OCHRE System Design

OCHRE is designed to support all stages of the research data life cycle and to make it easy to move from one stage to the next—from initial data acquisition to integration, analysis, publication, and final archiving. The OCHRE system has four tiers, as shown in the diagram below.

The Linked Data Tier consists of data obtained from external Web servers via URLs or from external online databases that have APIs (application programming interfaces) which permit retrieval of specific pieces of information as needed. External resources obtained in this way (e.g., 2D images, 3D models, documents, table rows, Web pages, geospatial data, etc.) can be linked dynamically into an OCHRE project, allowing the data to be fetched as needed. This provides another mechanism for data acquisition in addition to keying in data manually or importing it automatically into the data warehouse, which is done for textual and numeric data contained in legacy text files (e.g., CSV files) and spreadsheets (e.g., Excel). A project will provide its own server to store its images and other external resources, or it will pay for server space provided by the OCHRE Data Service. A project can also create live links to curated online databases maintained by other organizations (e.g., the Zotero bibliographic database maintained by George Mason University, or field-specific online databases).

The Client Tier consists of two kinds of end-user software applications. The first is a stand-alone Java application (not a browser applet) that runs on desktop and laptop computers under Windows, Mac OS X, or Linux. It has a feature-rich graphical user interface (GUI) that enables the members of a project team to build and manage their project’s data via password-protected user accounts, and to display and analyze the data in many different ways. The Java GUI communicates via the Internet with the OCHRE data warehouse running on a Tamino XML Server in the University of Chicago Library. The Java GUI is normally used online but also has an offline mode for use when a fast Internet connection is not available (e.g., on an archaeological dig).

The second kind of software application in the Client Tier consists of Web browser apps (written in HTML, CSS, and JavaScript) and mobile apps (for iOS, Android, etc.) which have been created to view OCHRE data that projects have made public. Project directors may decide at any time to make some or all (or none) of their data public; they can do so via an option in the Java GUI. Published data is exposed to Web browser and mobile apps in the form of self-describing XML documents—usually one per real-world entity (e.g., one document for each artifact, in an archaeological project). These published XML documents are intended for data-exchange between OCHRE and other applications and are dynamically constructed as needed from the much more highly atomized data in the OCHRE warehouse. Thus, they are “flattened” or “denormalized” in comparison to the underlying database items (although, technically speaking, the atomized database items are also XML documents; see the Database page of this website for further details). Published OCHRE data can be delivered to a browser or mobile app as XML or as JSON or HTML, depending on what the app developer prefers, with automatic conversion from XML to JSON or HTML via an XSLT stylesheet that is provided and documented as part of the OCHRE Web API. Apps can be customized for particular projects or particular kinds of data. Generic Web browser apps for various research domains (archaeological, textual, historical, etc.) are under development by the OCHRE team at the University of Chicago and will be made freely available to all OCHRE users, but anyone may create an app to view published data using the OCHRE Web API.

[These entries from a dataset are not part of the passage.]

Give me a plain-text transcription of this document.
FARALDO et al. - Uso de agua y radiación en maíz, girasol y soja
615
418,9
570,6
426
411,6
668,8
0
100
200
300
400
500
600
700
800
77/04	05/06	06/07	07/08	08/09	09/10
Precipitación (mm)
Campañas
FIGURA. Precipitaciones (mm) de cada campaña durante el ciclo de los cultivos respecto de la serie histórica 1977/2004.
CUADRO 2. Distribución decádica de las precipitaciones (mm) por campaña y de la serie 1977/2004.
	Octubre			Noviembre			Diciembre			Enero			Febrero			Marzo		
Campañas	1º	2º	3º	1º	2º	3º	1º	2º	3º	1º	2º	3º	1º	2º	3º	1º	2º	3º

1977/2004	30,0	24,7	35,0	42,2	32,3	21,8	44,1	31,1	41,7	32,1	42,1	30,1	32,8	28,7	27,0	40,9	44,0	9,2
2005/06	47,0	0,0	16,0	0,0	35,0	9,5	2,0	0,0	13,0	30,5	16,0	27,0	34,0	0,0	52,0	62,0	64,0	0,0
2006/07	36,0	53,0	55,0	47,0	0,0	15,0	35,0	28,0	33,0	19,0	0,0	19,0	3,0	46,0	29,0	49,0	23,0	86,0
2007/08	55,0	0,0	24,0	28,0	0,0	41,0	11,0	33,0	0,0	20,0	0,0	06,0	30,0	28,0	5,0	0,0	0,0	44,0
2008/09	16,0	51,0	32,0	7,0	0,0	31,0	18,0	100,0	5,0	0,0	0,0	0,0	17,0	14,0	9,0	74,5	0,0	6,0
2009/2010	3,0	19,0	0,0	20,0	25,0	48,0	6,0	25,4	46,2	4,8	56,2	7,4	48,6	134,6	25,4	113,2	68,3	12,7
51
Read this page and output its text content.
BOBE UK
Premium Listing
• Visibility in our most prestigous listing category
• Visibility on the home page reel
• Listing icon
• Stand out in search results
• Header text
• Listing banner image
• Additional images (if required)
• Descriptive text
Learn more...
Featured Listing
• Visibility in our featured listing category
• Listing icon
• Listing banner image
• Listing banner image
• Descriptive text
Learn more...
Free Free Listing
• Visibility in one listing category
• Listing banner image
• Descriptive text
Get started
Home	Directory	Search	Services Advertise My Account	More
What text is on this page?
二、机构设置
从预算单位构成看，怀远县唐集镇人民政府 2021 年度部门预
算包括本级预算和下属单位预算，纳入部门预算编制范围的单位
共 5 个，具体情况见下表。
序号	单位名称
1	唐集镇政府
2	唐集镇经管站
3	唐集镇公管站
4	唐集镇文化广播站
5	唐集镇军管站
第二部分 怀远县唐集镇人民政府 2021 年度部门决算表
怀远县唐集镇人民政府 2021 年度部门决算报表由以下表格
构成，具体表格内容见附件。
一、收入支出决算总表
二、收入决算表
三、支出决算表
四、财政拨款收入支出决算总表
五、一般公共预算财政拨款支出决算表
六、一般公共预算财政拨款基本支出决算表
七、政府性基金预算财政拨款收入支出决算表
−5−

The Middle Tier is the layer of software that exposes published data from the data warehouse to browser and mobile apps via a RESTful Web API (or Web service). This API is currently under development; details and documentation will be coming soon. Apps use the API to fetch published data (exposed as “flattened” XML-based data-exchange documents; see above) by means of persistent URLs; or an app may trigger Java routines and R functions, and pass arguments to them, to execute pre-written queries and analytical workflows that a project has named and saved in the data warehouse for others to use. The Middle Tier uses the HTTP Web service capability of Tamino XML Server, which gives browser and mobile apps access to published data from the core data warehouse.

The Core Data and Analysis Tier consists of both the OCHRE data warehouse and a separate server for executing R functions to do statistical analysis and visualization. The data warehouse is highly scalable and extensively indexed, permitting fast queries. It is implemented using a high-performance database management system called Tamino XML Server from Software AG, which is maintained and backed-up by professional system administrators in the Digital Library Development Center of the University of Chicago Library. The data warehouse is structured in accordance with an innovative non-relational graph data model that is optimized for semistructured data represented as recursive hierarchies of spatial, temporal, linguistic, and taxonomic items. The data warehouse and its underlying data model are described further in the Database page of this website.